The investigation into the shooting of Emantic “E.J.” Bradford has been as problematic as the one focused on Botham Jean‘s shooting. For a reason we can all imagine, when a Black man is gunned down by police, there always appears to be extreme cover ups. April Pipkins, Bradford’s mother, is speaking out and she is blasting the Alabama police.
Jefferson County District Attorney Danny Carr, who is Black, was originally on the case, but he was removed due to a photo posted on Facebook with Carlos Chaverst Jr. on Nov. 7. Chaverst Jr. has been protesting the Bradford shooting. See the photo below:
Attorney General Steve Marshal, who is white, is taking over the case — even though Lynneice Washington, another Black district attorney who handles cases in the area, could have also been assigned to the Bradford case. April Pipkins said at a press conference, “All the family wants is for justice to be served for my son. By taking the case from Mr. Carr, we feel they are trying to protect this officer who killed by son.”
Carr’s did not directly comment on being removed, but his office released a statement last week saying they were capable of staying on the case. Benjamin Crump, who represents the family called Carr being removed “very suspicious” and also said, “They feel they’re trying to protect this officer.”
Back on Dec. 13, State Rep. John Rogers, D-Birmingham, said after it was announced that Attorney General Steve Marshall was taking over, “If there’s any hint of a cover up, there will be massive protests from Birmingham to Montgomery by national people… Al Sharpton and everybody. Jesse [Jackson], NAACP, everybody. It’ll be like in 1960.”

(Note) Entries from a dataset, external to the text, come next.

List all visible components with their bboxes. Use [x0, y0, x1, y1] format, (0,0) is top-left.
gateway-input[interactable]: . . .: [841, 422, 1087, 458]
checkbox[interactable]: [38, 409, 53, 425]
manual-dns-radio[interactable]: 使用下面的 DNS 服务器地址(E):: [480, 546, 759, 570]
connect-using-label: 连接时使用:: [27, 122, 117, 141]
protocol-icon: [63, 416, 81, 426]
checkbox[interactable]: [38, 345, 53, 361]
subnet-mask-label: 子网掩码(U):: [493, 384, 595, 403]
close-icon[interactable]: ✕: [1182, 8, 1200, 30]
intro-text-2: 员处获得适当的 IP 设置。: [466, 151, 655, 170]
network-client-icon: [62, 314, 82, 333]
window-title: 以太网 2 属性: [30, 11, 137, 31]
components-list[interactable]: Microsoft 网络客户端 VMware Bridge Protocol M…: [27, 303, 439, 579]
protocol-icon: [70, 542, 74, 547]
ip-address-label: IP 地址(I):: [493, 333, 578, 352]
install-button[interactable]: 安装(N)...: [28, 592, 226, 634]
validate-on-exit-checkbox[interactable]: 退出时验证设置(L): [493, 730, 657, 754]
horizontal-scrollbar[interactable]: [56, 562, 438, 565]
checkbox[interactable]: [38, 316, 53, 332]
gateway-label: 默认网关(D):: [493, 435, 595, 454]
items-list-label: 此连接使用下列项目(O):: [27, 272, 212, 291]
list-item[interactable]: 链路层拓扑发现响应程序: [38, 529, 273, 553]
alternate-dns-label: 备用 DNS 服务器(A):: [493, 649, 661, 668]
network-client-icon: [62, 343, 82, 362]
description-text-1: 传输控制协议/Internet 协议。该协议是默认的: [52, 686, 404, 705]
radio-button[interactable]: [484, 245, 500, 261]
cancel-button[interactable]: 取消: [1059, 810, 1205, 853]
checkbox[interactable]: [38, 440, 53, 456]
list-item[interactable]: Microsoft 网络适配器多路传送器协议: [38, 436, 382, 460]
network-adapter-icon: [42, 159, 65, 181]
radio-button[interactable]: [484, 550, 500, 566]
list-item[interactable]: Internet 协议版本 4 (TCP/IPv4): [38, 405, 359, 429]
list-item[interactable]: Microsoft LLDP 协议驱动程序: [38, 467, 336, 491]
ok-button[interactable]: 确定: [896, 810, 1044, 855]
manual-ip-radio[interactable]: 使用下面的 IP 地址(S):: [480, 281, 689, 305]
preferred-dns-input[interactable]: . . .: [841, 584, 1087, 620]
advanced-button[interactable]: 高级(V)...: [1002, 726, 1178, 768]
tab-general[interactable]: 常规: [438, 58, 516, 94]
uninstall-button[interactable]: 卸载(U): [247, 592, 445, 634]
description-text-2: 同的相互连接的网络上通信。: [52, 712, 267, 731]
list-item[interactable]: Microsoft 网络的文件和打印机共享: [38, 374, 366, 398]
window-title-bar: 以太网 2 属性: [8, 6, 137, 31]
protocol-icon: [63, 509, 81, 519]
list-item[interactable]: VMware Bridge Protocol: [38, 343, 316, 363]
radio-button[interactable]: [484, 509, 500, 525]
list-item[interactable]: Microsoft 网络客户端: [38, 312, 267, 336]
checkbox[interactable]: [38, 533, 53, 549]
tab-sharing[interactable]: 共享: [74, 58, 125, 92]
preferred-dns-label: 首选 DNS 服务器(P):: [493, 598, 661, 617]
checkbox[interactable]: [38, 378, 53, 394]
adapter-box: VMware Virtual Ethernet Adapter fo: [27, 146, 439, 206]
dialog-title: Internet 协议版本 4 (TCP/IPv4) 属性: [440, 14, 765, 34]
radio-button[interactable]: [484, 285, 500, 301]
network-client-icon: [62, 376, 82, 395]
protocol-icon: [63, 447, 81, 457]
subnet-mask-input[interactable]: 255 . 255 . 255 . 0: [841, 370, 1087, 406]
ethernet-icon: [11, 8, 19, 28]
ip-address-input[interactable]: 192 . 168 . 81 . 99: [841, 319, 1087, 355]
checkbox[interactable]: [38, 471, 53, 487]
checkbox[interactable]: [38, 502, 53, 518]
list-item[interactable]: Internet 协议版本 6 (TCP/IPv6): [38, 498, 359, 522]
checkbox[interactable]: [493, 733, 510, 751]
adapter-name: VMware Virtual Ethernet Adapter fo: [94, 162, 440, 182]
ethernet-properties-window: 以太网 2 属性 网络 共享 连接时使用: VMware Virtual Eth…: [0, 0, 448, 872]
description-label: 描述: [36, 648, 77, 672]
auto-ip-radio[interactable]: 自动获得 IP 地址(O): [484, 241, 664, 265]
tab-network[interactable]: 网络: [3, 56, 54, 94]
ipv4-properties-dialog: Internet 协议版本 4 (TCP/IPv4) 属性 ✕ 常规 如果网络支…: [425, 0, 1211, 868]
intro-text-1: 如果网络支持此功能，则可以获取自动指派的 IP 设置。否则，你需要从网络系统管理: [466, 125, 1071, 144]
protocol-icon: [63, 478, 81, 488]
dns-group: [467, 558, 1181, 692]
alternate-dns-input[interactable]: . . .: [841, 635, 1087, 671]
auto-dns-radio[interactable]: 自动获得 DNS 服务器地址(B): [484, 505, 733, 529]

On Thanksgiving night, 21-year-old Bradford, who served in the Army, was killed by police when he was trying to help people during a shooting at Riverside Galleria mall in Hoover, Alabama. An autopsy showed he was shot three times from behind, including once in the head and once in the neck.
Authorities immediately said Bradford was the mall shooter, which was wrong. The Alabama Law Enforcement Agency took over the investigation from the Hoover police and arrested the actual suspect, Erron Martez Dequan Brown, 20, one week after Bradford was killed. Brown claims he is not guilty.